Shelter Director Rocky Gates usually has a day off on Saturdays but she just so happened to be at the shelter when she saw two young men get out of the car, open a pet taxi and casually fling the kittens near the shelter on Troy Road.

“They tossed kittens in the tall grass in the coulee and were gone,” Gates said. “At that point, I saw red.”

Gates said she did not get the names of the young men but scolded them for not only bringing the cats into the shelter after hours but not bothering to knock on the door. Even if they had, however, Angel Paws does not have a drop-off area for “dropped-off animals” when the shelter is closed.

But Gates, luckily, was there. She and her staff looked for the kittens after the incident but to no avail — at first.

Although this story has gained traction since Gates called the Iberia Parish Sheriff’s Office, she and her staff frequently get animals brought carelessly and dumped nearby, not in, the shelter. Some are hurt or even killed before staff can get to them.

“It happens all the time,” she said. “It happens a lot after hours. A few weeks before that, someone dumped a chihuahua under our fence. Luckily it was a little dog and so terrified it ended up staying in the yard. We have dogs tied to the fence, sometimes we only know they were tied because a dog chews through the rope and you’ll have a blanket hanging on the fence.”

Some animals who are dumped simply run away and likely are eaten by coyotes, Gates said. Others don’t make it so far.

“We found a miniature pinscher dead in the road that didn’t belong to the neighbors.

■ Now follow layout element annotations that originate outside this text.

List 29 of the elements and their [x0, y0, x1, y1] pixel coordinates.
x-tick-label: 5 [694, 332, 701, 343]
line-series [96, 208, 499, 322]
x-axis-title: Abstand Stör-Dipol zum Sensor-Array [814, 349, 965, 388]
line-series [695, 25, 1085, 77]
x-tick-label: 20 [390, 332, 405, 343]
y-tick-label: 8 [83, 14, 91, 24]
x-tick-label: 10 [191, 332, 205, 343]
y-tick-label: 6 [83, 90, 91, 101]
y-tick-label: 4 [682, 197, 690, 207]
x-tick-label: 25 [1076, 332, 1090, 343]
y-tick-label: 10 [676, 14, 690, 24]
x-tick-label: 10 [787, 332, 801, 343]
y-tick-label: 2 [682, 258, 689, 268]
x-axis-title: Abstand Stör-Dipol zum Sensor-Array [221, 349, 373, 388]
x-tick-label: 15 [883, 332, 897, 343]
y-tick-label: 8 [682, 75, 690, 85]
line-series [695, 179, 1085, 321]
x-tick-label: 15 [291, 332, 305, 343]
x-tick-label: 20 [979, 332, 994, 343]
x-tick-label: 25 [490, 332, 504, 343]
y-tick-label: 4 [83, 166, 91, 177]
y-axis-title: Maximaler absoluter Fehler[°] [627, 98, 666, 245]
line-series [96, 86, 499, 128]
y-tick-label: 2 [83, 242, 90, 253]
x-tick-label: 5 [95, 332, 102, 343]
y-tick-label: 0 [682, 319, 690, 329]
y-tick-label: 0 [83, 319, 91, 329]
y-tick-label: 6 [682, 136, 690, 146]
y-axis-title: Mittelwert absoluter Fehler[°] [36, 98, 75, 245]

I’m positive someone dumped that one, and it didn’t stay on property and got on the road,” she said.

“There’s a place to do that. It’s called animal control.”

Gates said people’s concern over animal control euthanizing the animals isn’t as concerning as what happens when they are left on their own to survive.

“People were saying (on Facebook), ‘At least it wasn’t brought to the shelter where it would be killed.’ Ninety percent of animals that are dumped just can’t survive on their own. They can’t eat mice and be OK, especially with the coyote population. They’re prey, subject to all kinds of diseases, parasites, worms. If you don’t (vaccinate them for worms) it will kill them.”

Somehow, the two four-month-old tabby kittens, Zahne and Zander, made their way back to the shelter unharmed and conveniently during office hours.

“Sunday we didn’t find them, but lo and behold, on Monday there’s a super friendly little kitten in the driveway.”

The second kitten made its way back on Wednesday. Viator said the staff could hear him mewing from under the shelter’s dumpster by the road. Gates and staff were able to coax the little one out.

“This cat wasn’t a wild cat,” Viator said. “It was very friendly, let us pick it up. He’s a sweet little cat, may not know how to catch his own food.”

Gates said the kittens are now in the process of having veterinary care and will be up for adoption soon.

“Dumping an animal is never an answer,” she said. “You’re taking your responsibility and putting it on someone else. If you take it to animal control, at least the animals won’t have a slow, painful, agonizing death at the hands of being prey, disease, being hit or starvation.”